El resto sencillamente tratamos de alejarnos de todo eso. Solo Dios sabe cuántos Jerrys están
en exilio voluntario: individuos que viven vidas calladas, solitarias, infectadas por sus temores de
rechazo y sus recuerdos de la última vez que lo intentaron. Prefieren que no se los toque antes que
arriesgarse a que se les lastime.
Ah, ¡cuánta repulsión sentían los que me veían! Cinco años de lepra me han dejado las manos
retorcidas. Me faltan varias falanges en varios dedos, al igual que pedazos de mis orejas y de la
nariz. Al verme los padres agarran a sus hijos. Las madres se cubren la cara. Los niños me señalan
con el dedo y se quedan mirándome.
Los trapos no pueden esconder las llagas de mi cuerpo. Tampoco el trapo con que me envuelvo
la cara para ocultar la ira de mis ojos. Ni siquiera trato de esconderla. ¿Cuántas noches no levanté
mi puño crispado contra el cielo silencioso? «¿Qué hice para merecer esto?» Pero nunca recibí
respuesta.
Algunos piensan que pequé. Algunos piensan que mis padres pecaron. No lo sé. Todo lo que sé
es que me hastié de todo: de dormir en la colonia, de percibir el hedor.

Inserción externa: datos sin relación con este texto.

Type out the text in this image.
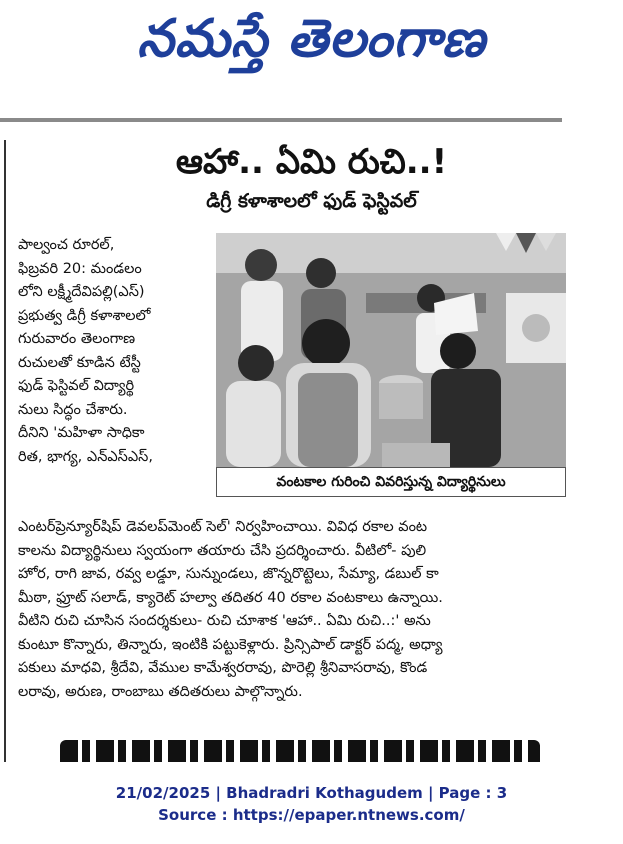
నమస్తే తెలంగాణ
ఆహా.. ఏమి రుచి..!
డిగ్రీ కళాశాలలో ఫుడ్ ఫెస్టివల్
వంటకాల గురించి వివరిస్తున్న విద్యార్థినులు
పాల్వంచ రూరల్,
ఫిబ్రవరి 20: మండలం
లోని లక్ష్మీదేవిపల్లి(ఎస్)
ప్రభుత్వ డిగ్రీ కళాశాలలో
గురువారం తెలంగాణ
రుచులతో కూడిన టేస్టీ
ఫుడ్ ఫెస్టివల్ విద్యార్థి
నులు సిద్ధం చేశారు.
దీనిని 'మహిళా సాధికా
రిత, భాగ్య, ఎన్ఎస్ఎస్,
ఎంటర్‌ప్రెన్యూర్‌షిప్ డెవలప్‌మెంట్ సెల్' నిర్వహించాయి. వివిధ రకాల వంట
కాలను విద్యార్థినులు స్వయంగా తయారు చేసి ప్రదర్శించారు. వీటిలో- పులి
హోర, రాగి జావ, రవ్వ లడ్డూ, సున్నుండలు, జొన్నరొట్టెలు, సేమ్యా, డబుల్ కా
మీఠా, ఫ్రూట్ సలాడ్, క్యారెట్ హల్వా తదితర 40 రకాల వంటకాలు ఉన్నాయి.
వీటిని రుచి చూసిన సందర్శకులు- రుచి చూశాక 'ఆహా.. ఏమి రుచి..:' అను
కుంటూ కొన్నారు, తిన్నారు, ఇంటికి పట్టుకెళ్లారు. ప్రిన్సిపాల్ డాక్టర్ పద్మ, అధ్యా
పకులు మాధవి, శ్రీదేవి, వేముల కామేశ్వరరావు, పొరెల్లి శ్రీనివాసరావు, కొండ
లరావు, అరుణ, రాంబాబు తదితరులు పాల్గొన్నారు.
21/02/2025 | Bhadradri Kothagudem | Page : 3
Source : https://epaper.ntnews.com/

Me hastié de la condenada
campanilla que debía llevar al cuello para advertir a la gente de mi presencia. Como si la
necesitara. Una mirada y los anuncios empezaban: «¡Inmundo! ¡Inmundo! ¡Inmundo!»
Hace varias semanas me atreví a andar por el camino de la aldea. No tenía ninguna intención
de entrar en ella. El cielo sabe que todo lo que quería era echar un nuevo vistazo a mis campos.
Echar una mirada a mi casa, y ver, si acaso por casualidad, la cara de mi esposa. No la vi; pero vi
algunos niños jugando en un potrero. Me escondí detrás de un árbol y los vi corretear y salir
corriendo. Sus caras se veían tan alegres y su risa tan contagiosa que por un momento, apenas por
un momento, no fui ya un leproso. Fui de nuevo un agricultor. Fui padre. Fui un hombre.